Professor Magocsi is the author of over 900 works, including 41 books primarily in the fields of political, cultural, and religious history, sociolinguistics, bibliography, cartography, immigration and ethnic studies. Among the most prominent of these publications are: The Shaping of a National Identity: Subcarpathian Rus’, 1848-1948 (Harvard University Press, 1978); Galicia: A Historical Survey and Bibliographic Guide (University of Toronto Press, 1983); Historical Atlas of East Central/ Central Europe (University of Washington Press, 1993/2002); A History of Ukraine: The Land and Its Peoples (University of Toronto Press, 1996/2010); Of the Making of Nationalities There is No End, 2 vols. (Columbia University Press, 1999); The Roots of Ukrainian Nationalism (University of Toronto Press, 2002); Ukraine: An Illustrated History (University of Toronto Press, 2007); This Blessed Land: Crimea and Crimean Tatars (University of Toronto Press, 2014); With Their Backs to the Mountains: A History of Carpathian Rus’ and Carpatho-Rusyns (Central European University Press, 2015); Jews and Ukrainians: Millennium of Co-Existence, co-author (University of Toronto Press, 2016); and Carpathian Rus’: A Historical Atlas (2017). He is also the editor-in-chief of the Encyclopedia of Canada’s Peoples (University of Toronto Press, 1999) and co-editor and main author the Encyclopedia of Rusyn History and Culture (University of Toronto Press, 2002/2005).
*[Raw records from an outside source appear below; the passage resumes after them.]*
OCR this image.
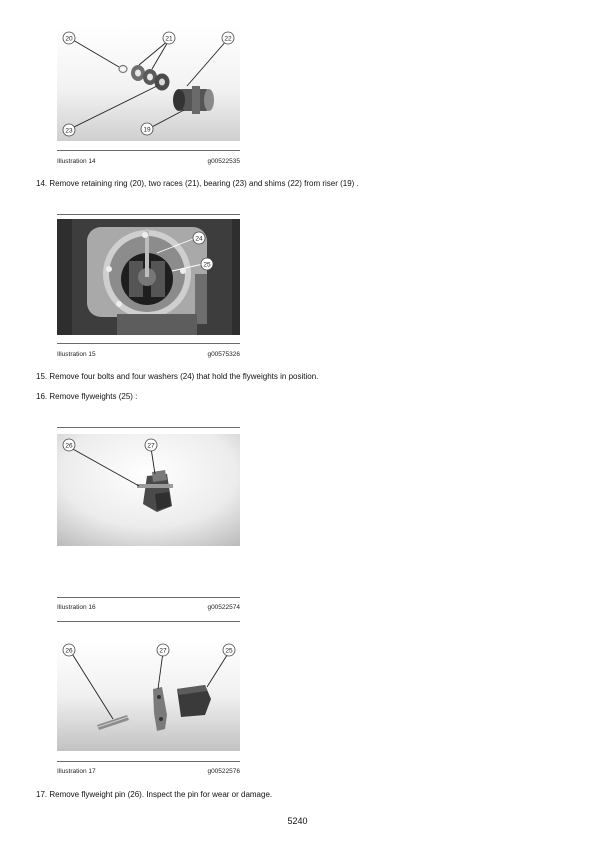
20	21	22
23	19
Illustration 14	g00522535
14. Remove retaining ring (20), two races (21), bearing (23) and shims (22) from riser (19) .
24
25
Illustration 15	g00575326
15. Remove four bolts and four washers (24) that hold the flyweights in position.
16. Remove flyweights (25) :
26	27
Illustration 16	g00522574
26	27	25
Illustration 17	g00522576
17. Remove flyweight pin (26). Inspect the pin for wear or damage.
5240
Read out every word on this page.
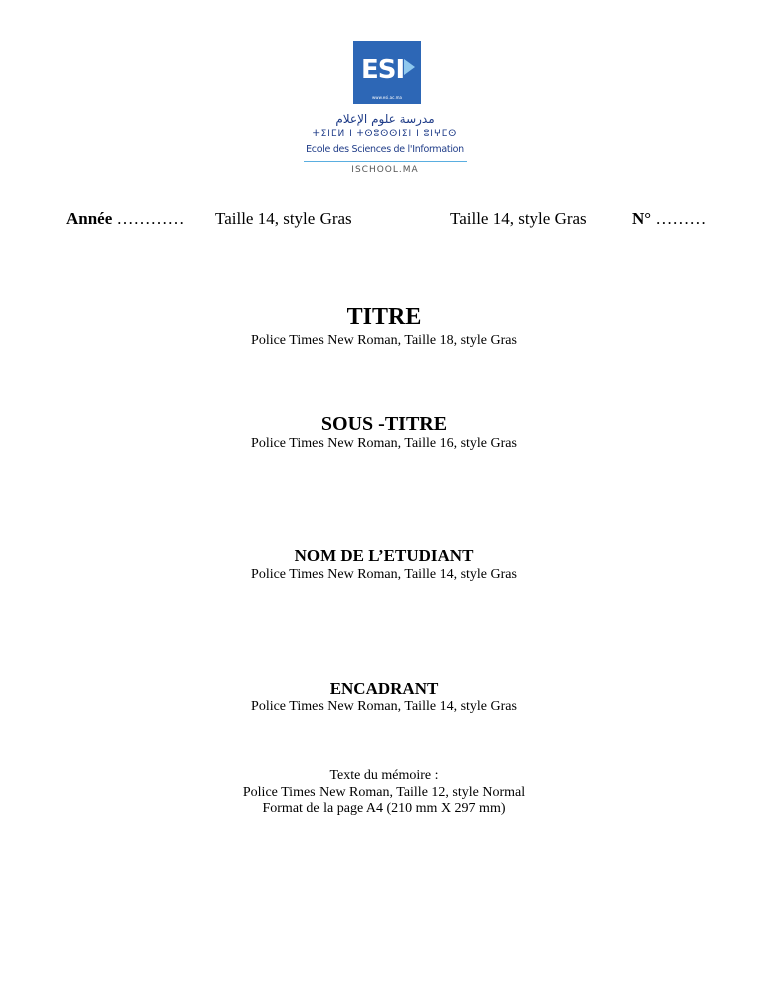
ESI
www.esi.ac.ma
مدرسة علوم الإعلام
ⵜⵉⵏⵎⵍ ⵏ ⵜⵙⵓⵙⵙⵏⵉⵏ ⵏ ⵓⵏⵖⵎⵙ
Ecole des Sciences de l'Information
ISCHOOL.MA
Année ………… Taille 14, style Gras	Taille 14, style Gras	N° ………
TITRE
Police Times New Roman, Taille 18, style Gras
SOUS -TITRE
Police Times New Roman, Taille 16, style Gras
NOM DE L’ETUDIANT
Police Times New Roman, Taille 14, style Gras
ENCADRANT
Police Times New Roman, Taille 14, style Gras
Texte du mémoire :
Police Times New Roman, Taille 12, style Normal
Format de la page A4 (210 mm X 297 mm)
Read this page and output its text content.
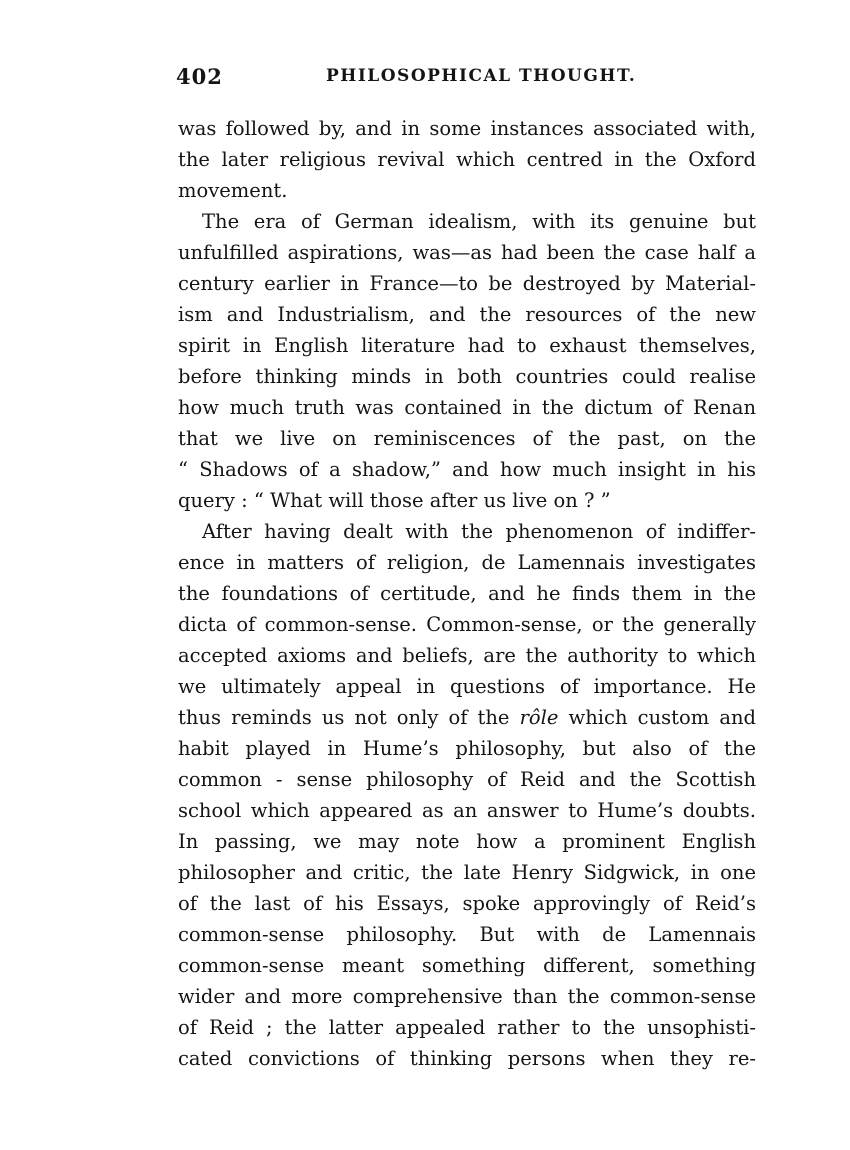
402	PHILOSOPHICAL THOUGHT.
was followed by, and in some instances associated with,
the later religious revival which centred in the Oxford
movement.
The era of German idealism, with its genuine but
unfulfilled aspirations, was—as had been the case half a
century earlier in France—to be destroyed by Material-
ism and Industrialism, and the resources of the new
spirit in English literature had to exhaust themselves,
before thinking minds in both countries could realise
how much truth was contained in the dictum of Renan
that we live on reminiscences of the past, on the
“ Shadows of a shadow,” and how much insight in his
query : “ What will those after us live on ? ”
After having dealt with the phenomenon of indiffer-
ence in matters of religion, de Lamennais investigates
the foundations of certitude, and he finds them in the
dicta of common-sense. Common-sense, or the generally
accepted axioms and beliefs, are the authority to which
we ultimately appeal in questions of importance. He
thus reminds us not only of the rôle which custom and
habit played in Hume’s philosophy, but also of the
common - sense philosophy of Reid and the Scottish
school which appeared as an answer to Hume’s doubts.
In passing, we may note how a prominent English
philosopher and critic, the late Henry Sidgwick, in one
of the last of his Essays, spoke approvingly of Reid’s
common-sense philosophy. But with de Lamennais
common-sense meant something different, something
wider and more comprehensive than the common-sense
of Reid ; the latter appealed rather to the unsophisti-
cated convictions of thinking persons when they re-
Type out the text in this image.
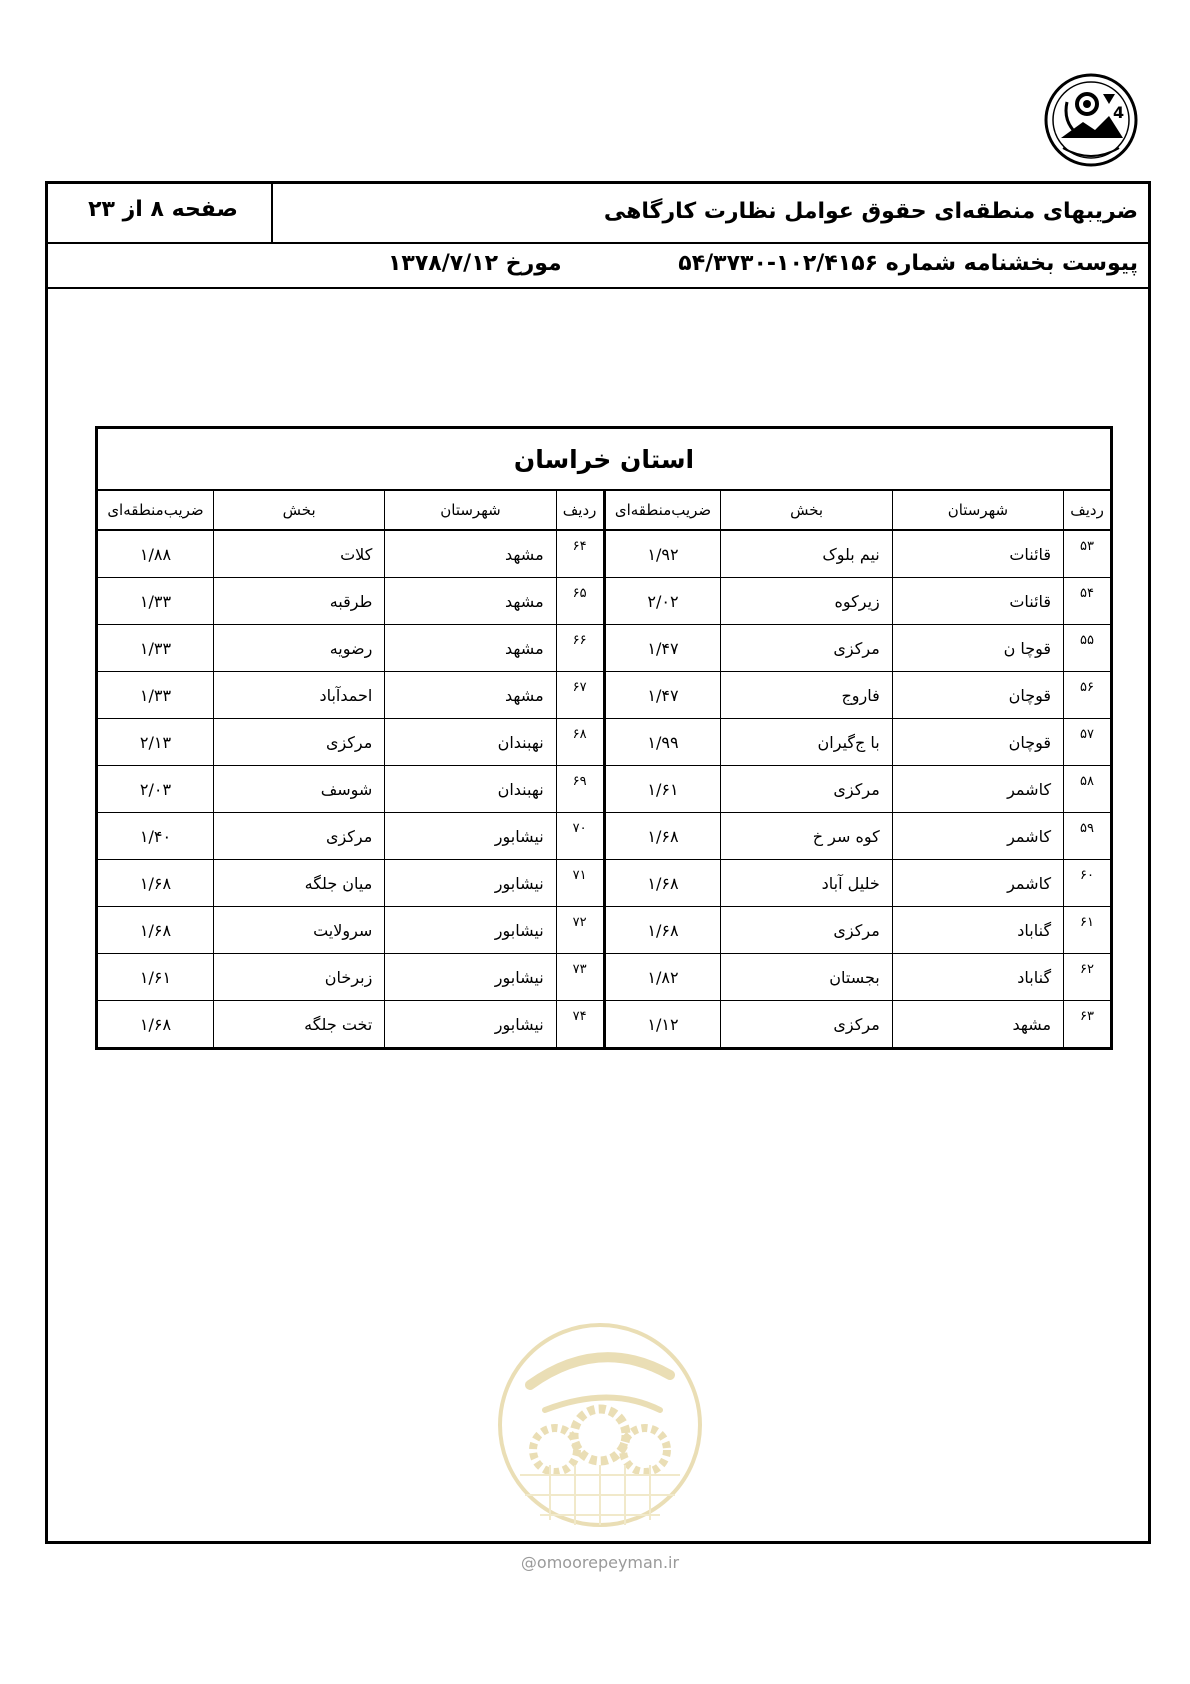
4
صفحه ۸ از ۲۳	ضریبهای منطقه‌ای حقوق عوامل نظارت کارگاهی
پیوست بخشنامه شماره ۱۰۲/۴۱۵۶-۵۴/۳۷۳۰
مورخ ۱۳۷۸/۷/۱۲
استان خراسان							
ردیف	شهرستان	بخش	ضریب‌منطقه‌ای	ردیف	شهرستان	بخش	ضریب‌منطقه‌ای
۵۳	قائنات	نیم بلوک	۱/۹۲	۶۴	مشهد	کلات	۱/۸۸
۵۴	قائنات	زیرکوه	۲/۰۲	۶۵	مشهد	طرقبه	۱/۳۳
۵۵	قوچا ن	مرکزی	۱/۴۷	۶۶	مشهد	رضویه	۱/۳۳
۵۶	قوچان	فاروج	۱/۴۷	۶۷	مشهد	احمدآباد	۱/۳۳
۵۷	قوچان	با ج‌گیران	۱/۹۹	۶۸	نهبندان	مرکزی	۲/۱۳
۵۸	کاشمر	مرکزی	۱/۶۱	۶۹	نهبندان	شوسف	۲/۰۳
۵۹	کاشمر	کوه سر خ	۱/۶۸	۷۰	نیشابور	مرکزی	۱/۴۰
۶۰	کاشمر	خلیل آباد	۱/۶۸	۷۱	نیشابور	میان جلگه	۱/۶۸
۶۱	گناباد	مرکزی	۱/۶۸	۷۲	نیشابور	سرولایت	۱/۶۸
۶۲	گناباد	بجستان	۱/۸۲	۷۳	نیشابور	زبرخان	۱/۶۱
۶۳	مشهد	مرکزی	۱/۱۲	۷۴	نیشابور	تخت جلگه	۱/۶۸
@omoorepeyman.ir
Professor Magocsi has taught at Harvard University, the Hebrew University in Jerusalem, Prešov University in Slovakia, and on five occasions was historian-in-residence at the Max Planck Institute for Social Anthropology in Halle, Germany. He was appointed a permanent fellow of the Royal Society of Canada—Canadian Academies of Arts, Humanities, and Sciences (1996), a member of the Polish Academy of Arts and Sciences in Cracow, Poland (2023) and has been awarded honorary degrees from Prešov University in Slovakia (doctor honoris causa, 2013) and from Kamianets-Podilskyi National University in Ukraine (pochesnyi profesor, 2015).